9月8日(木)
「すごく憂鬱なのよね」
老老介護が限界を迎え、10日前に父親を介護施設に預けた母親が、通院による父親との久しぶりの対面を前に不安そうにこぼす。
その気持ちは私にもよくわかった。なぜなら私も昨夜からずっと憂鬱だったからだ。
もし父親が「家に帰りたい」と言ったらどうするのか、ボケが急激に進んで私や母親のことがわからなくなっていたらどうするのか、考えだしたら眠れなくなってしまい、今朝もぼんやりしたまま車を実家まで運転してきたのだ。
車が大きな病院に着くと、すぐに母親が入り口を指差した。
「あの車じゃない?」
ロータリーの向こうに一台のワゴン車が止まっており、男性がバックドアを開けようとしているところだった。
駐車場のゲートをくぐったところで車を停めると、母親はひとり助手席のドアを開け、早足に向かった。
車を駐車して入り口に向かうと、介護施設から介護タクシーでやってきた父親は車椅子に乗せられ、病院の前に降ろされたところだった。母親が父親の耳元に口を寄せ、「ツグも来てくれたよ」と声をかけている。
10日ぶりに対面する父親は、うつむきながら言葉を漏らした。
「ツグさんの顔見たら涙出ちゃうよ。おれさ、悪い方悪い方考えちゃってさ。」
私のことを「ツグ」と呼んでいた父親が「さん」をつけて呼ぶようになったのはいつ頃からだろうか。私の名前もしっかり覚えており、体調も10日前よりは良さそうだった。母親が受付をしている間、仕切りに私に訊いてくる。
「ツグさん、今日会社休んだのか? 大丈夫なのか?」
今日は日曜日だよと嘘をつこうかと思ったけれど、半ばボケがはじまっているとはいえ混乱させても悪いので、「夏休みだよ」と返事をした。
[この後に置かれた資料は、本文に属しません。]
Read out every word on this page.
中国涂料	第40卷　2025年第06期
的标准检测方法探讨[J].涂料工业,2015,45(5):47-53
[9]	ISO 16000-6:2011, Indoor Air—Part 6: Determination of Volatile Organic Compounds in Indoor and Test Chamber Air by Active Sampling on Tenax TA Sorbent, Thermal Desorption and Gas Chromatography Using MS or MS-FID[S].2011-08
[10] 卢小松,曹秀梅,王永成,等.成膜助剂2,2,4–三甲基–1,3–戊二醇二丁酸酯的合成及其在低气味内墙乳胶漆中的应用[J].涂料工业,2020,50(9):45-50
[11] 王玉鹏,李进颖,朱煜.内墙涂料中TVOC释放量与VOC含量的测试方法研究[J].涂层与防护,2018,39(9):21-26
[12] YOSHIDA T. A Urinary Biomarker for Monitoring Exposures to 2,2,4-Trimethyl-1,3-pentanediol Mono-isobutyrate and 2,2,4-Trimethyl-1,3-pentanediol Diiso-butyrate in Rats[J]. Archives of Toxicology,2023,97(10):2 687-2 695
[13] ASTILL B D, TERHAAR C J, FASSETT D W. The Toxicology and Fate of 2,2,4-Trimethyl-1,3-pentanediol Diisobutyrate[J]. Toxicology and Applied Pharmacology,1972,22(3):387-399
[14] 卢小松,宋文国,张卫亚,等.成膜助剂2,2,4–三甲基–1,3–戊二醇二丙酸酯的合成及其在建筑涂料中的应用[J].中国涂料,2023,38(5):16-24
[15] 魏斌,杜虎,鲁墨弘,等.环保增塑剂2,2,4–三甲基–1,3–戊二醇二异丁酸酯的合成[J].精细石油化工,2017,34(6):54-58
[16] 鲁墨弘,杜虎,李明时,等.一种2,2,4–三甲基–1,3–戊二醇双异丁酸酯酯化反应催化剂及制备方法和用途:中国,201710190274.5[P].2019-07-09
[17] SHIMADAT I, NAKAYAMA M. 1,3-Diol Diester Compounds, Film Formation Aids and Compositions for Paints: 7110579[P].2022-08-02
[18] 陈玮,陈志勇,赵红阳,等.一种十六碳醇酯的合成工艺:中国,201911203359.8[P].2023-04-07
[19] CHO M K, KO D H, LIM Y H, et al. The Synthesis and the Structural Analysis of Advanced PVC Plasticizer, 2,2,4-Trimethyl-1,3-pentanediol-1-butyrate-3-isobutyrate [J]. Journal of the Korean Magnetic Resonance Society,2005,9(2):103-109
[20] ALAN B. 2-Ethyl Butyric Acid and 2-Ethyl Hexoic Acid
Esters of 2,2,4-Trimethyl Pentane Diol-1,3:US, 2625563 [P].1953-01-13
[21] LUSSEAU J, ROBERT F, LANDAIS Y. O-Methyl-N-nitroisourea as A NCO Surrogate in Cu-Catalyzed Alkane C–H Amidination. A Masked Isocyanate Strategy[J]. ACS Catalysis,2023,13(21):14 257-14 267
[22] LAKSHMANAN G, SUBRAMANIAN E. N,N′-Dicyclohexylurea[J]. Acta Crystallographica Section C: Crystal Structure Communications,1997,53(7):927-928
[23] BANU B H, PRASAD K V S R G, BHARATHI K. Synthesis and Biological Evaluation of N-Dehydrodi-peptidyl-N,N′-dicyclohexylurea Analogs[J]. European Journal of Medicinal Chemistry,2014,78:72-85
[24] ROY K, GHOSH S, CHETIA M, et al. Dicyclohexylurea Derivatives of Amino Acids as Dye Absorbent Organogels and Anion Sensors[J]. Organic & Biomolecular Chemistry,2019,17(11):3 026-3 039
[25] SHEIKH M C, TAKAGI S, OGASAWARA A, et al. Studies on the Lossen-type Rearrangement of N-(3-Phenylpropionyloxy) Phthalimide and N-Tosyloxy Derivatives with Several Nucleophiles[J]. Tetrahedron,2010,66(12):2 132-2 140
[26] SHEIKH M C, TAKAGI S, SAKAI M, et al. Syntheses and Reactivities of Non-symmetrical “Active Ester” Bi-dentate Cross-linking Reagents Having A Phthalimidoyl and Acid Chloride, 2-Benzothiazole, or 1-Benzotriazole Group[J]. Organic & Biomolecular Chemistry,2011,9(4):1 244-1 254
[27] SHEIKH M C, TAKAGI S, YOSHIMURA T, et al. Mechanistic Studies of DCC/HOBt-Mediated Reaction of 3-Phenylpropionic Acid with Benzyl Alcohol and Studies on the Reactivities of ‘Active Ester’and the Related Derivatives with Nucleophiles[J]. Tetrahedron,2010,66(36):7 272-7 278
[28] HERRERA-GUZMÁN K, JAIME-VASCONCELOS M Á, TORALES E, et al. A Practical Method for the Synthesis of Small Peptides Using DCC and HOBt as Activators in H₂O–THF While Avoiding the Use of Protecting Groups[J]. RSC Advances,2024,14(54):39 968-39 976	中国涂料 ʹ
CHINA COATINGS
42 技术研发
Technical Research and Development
父親は18歳から働き始め40歳で独立し、町工場を立ち上げ、それから2年前の77歳まで働き続けた。
思ったよりも元気そうに見える父親が、掠れた声でつぶやく。
「飯がまずいとかトイレがどうとか施設に関してはなんの不満もないんだけど、あの膨大な時間がな......。だからやっぱり悪い方悪い方に考えちゃうんだよ。」
父親はどこか内臓が悪いわけではなく、腰の圧迫骨折の痛みがひどく、歩けなくなってしまっただけなのだ。「安静にして、リハビリをしっかりすればまた歩けるようになるよ。そしたら家に帰れるから」と肩を叩いて励ました。
「なんだかツグさんの顔を見るとほっとしちゃうんだよ。やっぱり涙が出るよ」
そう言って父親はしばらくすると、また「おい、ツグさん、今日会社休んだんじゃないのか?」と訊いてきた。
声に出さなかったが、私はずっと心の中で叫び続けていた。